Visiting the new London offices, we quickly realize that it isn’t merely an office space as such. The hub is fully powered by Zoom’s platform, with 75 work points, to organize and manage the whole experience of employees, customers and prospects visiting the office.
With all of Zoom’s technologies integrated throughout the office, from Virtual Kiosk, which enables the receptionist to manage multiple offices and conduct their usual day-to-day tasks remotely, to Digital Signage with its customizable displays that can be used for wayfinding and company engagement announcements, this office moves beyond the painstaking days of segregated office cubicles, focusing on crafting a holistic office experience with smart tools to make the physicalities of work more assistive.
A Workplace Reservation option in the app allowing employees to select and book their workspace for the day based on their preferred way of working, as well as place their lunch order, navigate the office, get an overview of activity happening in the office and see who is onsite.
Most of us are familiar with the alienating experience of being the only one joining an office meeting remotely, and Zoom has worked to solve this unsettling feeling. Ever ready to try a new enterprise tech tool, we got the chance to demo ‘Zoom Rooms’ during our visit, which combines in-person and virtual engagement.
Features like Smart Gallery enable remote employees to feel like they always have a seat at the table while benefiting from better sound and picture from home. The Intelligent Director feature also uses Zoom’s software to select the best view of in-room participants from multiple camera sources.

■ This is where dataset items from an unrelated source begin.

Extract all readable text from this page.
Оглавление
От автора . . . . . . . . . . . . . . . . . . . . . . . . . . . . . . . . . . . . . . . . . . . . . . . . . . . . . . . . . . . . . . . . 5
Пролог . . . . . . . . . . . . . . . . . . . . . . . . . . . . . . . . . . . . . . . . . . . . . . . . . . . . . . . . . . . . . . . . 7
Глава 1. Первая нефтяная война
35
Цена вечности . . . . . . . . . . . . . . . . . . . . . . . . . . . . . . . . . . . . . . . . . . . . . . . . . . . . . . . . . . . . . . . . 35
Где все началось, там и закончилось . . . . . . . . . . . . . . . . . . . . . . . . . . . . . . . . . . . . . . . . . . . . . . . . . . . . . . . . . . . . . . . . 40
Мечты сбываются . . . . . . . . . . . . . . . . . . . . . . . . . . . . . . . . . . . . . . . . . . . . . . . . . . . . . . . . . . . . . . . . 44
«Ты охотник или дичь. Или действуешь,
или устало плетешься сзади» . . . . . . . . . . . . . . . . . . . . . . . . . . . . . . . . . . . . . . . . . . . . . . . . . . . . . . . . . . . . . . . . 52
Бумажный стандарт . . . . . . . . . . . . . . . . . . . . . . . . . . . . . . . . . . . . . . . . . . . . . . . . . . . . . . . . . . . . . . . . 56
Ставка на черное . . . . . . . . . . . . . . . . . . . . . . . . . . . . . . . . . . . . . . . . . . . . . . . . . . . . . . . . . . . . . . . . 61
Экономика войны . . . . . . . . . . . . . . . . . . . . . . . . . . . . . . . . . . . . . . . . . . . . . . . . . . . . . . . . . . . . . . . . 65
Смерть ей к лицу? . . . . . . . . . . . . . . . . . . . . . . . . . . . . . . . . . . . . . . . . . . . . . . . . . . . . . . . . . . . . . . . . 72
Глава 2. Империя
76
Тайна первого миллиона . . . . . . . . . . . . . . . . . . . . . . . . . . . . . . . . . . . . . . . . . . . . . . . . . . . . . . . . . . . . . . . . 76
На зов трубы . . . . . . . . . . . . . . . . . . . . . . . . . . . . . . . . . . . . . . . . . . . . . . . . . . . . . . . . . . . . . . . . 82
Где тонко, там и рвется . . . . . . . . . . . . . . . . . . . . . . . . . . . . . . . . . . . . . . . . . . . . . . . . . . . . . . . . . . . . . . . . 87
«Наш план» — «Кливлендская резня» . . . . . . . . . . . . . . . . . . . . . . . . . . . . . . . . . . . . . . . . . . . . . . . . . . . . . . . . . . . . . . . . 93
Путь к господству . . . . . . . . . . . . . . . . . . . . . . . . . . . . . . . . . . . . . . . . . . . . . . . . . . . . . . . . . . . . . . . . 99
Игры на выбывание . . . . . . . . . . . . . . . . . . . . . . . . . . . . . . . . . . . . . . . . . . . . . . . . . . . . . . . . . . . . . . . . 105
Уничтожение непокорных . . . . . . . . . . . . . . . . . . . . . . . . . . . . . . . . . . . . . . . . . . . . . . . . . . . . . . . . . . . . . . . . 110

Asking Zoom whether its very public shift will likely impact other organizations’ hybrid working too, Drew Smith, director of government relations UKI, tells ERP Today: “I think it will be the same for many other organizations from an employee experience point, if they fail to get that right and they don’t think thoughtfully about how productive their teams can be together, their employees will realize they are missing a trick and perhaps won’t want to stay there.
“We see from survey after survey that having some degree of flexibility is really important to huge numbers of the workforce, particularly for millennials and Gen Zs. So, we expect other organizations to be doing the same thing as us and thinking about how they optimize their space, how they get the most out of their employees in the different ways that they work as a way of attracting and retaining the talent they need to be successful.”
Whether more tech companies will follow suit or not is to be seen, but Zoom is pressing on with its new strategy and is additionally preparing to open an Executive Briefing Center (EBC), right next to the new Engagement Hub, in early 2024. A demonstration space, the center will look to offer a hands-on immersive education experience for employees, prospects and customers to drive business outcomes in an engaging and intelligent environment.
The offices are striking and, following the firm’s recent acquisition of Ireland-based workplace software startup Workvivo, Zoom isn’t stopping with London, it’s looking to create similar spaces in Ireland and beyond. Watch this space – once a remote working enabler, Zoom is out to make hybrid working a more attractive, technology-enabled reality.